I confess there was a time when I didn’t notice the correlation between nutrition and behavior. I thought I had two modes: empty and full. And I thought some days I was tired in the middle of the day for no particular reason. Then I stopped eating carbs until dinner time and discovered that I can go all day on six hours of sleep.
There was a time, and it lasted about thirty years, when I thought I was supposed to get a stomach ache after every meal. Then I became a vegetarian. The daily stomach aches stopped and never came back.
Have you ever been around someone who went on a serious diet? There’s always a big change in personality that accompanies it. And by “change” I mean grumpy.
There’s a fascinating book called The China Study. It centers on a massive study of diet and health in China.

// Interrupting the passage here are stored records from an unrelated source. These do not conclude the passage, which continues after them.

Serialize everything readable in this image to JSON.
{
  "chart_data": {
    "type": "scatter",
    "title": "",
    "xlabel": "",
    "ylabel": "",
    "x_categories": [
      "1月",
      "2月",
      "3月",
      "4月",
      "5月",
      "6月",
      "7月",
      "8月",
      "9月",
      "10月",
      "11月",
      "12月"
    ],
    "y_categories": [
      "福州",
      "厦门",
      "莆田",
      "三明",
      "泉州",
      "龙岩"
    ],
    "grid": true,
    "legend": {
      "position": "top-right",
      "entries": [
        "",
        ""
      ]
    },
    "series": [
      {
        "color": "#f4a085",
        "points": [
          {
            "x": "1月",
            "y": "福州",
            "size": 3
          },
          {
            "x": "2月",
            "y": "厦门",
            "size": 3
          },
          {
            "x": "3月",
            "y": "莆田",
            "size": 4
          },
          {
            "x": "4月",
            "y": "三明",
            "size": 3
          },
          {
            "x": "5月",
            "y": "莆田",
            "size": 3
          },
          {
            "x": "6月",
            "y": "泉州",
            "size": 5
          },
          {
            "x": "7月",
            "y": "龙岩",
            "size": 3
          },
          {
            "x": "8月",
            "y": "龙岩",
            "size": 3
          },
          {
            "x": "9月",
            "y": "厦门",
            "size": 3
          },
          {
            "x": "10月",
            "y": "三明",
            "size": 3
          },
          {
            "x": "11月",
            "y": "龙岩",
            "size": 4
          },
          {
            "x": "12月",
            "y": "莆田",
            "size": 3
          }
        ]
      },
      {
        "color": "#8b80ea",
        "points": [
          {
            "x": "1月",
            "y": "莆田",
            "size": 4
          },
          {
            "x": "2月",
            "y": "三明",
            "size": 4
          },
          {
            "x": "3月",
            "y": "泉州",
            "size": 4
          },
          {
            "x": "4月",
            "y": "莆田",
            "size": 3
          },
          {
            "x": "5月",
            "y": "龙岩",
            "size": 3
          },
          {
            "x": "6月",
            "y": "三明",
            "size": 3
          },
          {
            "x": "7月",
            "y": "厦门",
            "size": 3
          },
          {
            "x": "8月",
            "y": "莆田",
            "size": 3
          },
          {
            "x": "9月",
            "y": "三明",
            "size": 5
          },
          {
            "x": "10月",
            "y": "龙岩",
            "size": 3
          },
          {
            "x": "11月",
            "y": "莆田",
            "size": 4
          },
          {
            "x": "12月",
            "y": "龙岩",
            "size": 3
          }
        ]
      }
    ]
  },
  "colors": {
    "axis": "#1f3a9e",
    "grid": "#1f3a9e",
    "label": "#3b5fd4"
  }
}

The author’s conclusion is that while the big health risks of our time (cancer, heart disease, diabetes, etc.) clearly have a genetic component, they are rarely triggered when people eat a plant-based diet.
I have long predicted that sometime, perhaps in our lifetime, we’ll know enough about nutrition to create diets for specific individuals. Apparently some people can eat meat every day and live to 110. Others can’t. It would be nice to know which group you belong in.
For now, awareness of the importance of nutrition is too corrupted by a combination of the food industry’s hold on the government and cognitive dissonance in people who simply prefer tasty food over healthy food. Until that changes, my fellow moist robots, expect to read about more startling “discoveries” that nutrition influences behavior.